The CIA unveiled new steps to crack down on assault cases after lawmakers began to investigate allegations of misconduct, according to NBC News. Director William Burns stated that the agency has appointed Taleeta Jackson to oversee the complaints. Jackson served a similar role in the Navy and plans to implement an internal task force that will receive advice from outside experts.
After Democratic Senator Mark Warner and Republican Senator Marco Rubio, who sit on the Intelligence Committee, requested the agency to supply them with information about how they respond to these complaints, the Office of the Inspector General commenced a “special review.” The senators wrote a letter to Inspector General Robin Ashton and called the revelations “concerning.”
That sentiment was reiterated by Reps. Mike Turner and Jim Himes in a statement last week. They said that people serving the country must be protected and assaulters should be punished. They added thanks to the CIA for working with them to impose “meaningful changes” to improve the culture of the agency.
Burns said that he heard the complaints “loud and clear.”
Three female CIA employees went to the Intelligence Committee in January to inform them that they were being discouraged from complaints, according to Politico. Attorney Kevin Carroll, who represents one of the females, said that the agency is also making it harder for victims of assault to speak to law enforcement.

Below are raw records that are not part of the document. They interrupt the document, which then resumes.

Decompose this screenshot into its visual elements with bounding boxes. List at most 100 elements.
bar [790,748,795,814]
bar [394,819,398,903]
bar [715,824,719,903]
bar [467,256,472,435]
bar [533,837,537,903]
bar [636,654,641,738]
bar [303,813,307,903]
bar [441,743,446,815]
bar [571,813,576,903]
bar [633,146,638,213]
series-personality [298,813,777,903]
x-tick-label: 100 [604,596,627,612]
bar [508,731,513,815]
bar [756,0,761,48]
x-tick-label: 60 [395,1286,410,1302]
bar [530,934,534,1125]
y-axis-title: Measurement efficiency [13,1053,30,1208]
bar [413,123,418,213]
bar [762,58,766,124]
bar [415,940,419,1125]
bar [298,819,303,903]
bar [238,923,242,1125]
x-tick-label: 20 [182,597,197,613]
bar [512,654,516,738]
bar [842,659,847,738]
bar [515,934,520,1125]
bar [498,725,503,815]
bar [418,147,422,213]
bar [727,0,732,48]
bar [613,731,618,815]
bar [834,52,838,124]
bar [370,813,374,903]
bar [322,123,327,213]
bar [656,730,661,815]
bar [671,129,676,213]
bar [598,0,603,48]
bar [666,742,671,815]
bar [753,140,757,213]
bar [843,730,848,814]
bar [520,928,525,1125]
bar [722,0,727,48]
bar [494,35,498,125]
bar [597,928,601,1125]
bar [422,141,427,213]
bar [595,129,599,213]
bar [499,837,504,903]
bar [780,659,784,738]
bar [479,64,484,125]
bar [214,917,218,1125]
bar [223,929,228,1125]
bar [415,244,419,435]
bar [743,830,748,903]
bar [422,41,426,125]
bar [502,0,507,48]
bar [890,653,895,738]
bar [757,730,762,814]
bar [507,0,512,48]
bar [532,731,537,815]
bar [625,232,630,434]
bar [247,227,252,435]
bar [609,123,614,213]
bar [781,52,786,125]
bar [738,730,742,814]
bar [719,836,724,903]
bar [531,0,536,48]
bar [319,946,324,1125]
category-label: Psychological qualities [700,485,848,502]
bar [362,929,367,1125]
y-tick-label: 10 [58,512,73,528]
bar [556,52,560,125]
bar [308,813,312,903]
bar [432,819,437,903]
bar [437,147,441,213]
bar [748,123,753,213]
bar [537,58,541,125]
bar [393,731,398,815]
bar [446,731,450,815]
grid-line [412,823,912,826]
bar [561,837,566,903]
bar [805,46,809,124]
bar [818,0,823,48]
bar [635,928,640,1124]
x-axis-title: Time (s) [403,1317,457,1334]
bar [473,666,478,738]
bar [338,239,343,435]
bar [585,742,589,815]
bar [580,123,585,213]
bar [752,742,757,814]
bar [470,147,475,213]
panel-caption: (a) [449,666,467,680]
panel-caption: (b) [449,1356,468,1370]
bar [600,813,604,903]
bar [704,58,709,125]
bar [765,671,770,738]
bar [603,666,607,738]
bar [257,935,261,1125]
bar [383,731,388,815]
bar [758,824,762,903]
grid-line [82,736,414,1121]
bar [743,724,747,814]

Carroll said that at least 54 women over the last 10 years have been victims of assault and an improperly handled case. He described the situation as the “CIA’s Me Too moment.”
The committee’s investigation began when one female spoke about her experience. She alleged that she was physically assaulted by a male employee who tried to kiss her several times, but when she reported it, she was retaliated against and threatened with losing her job if she went to law enforcement.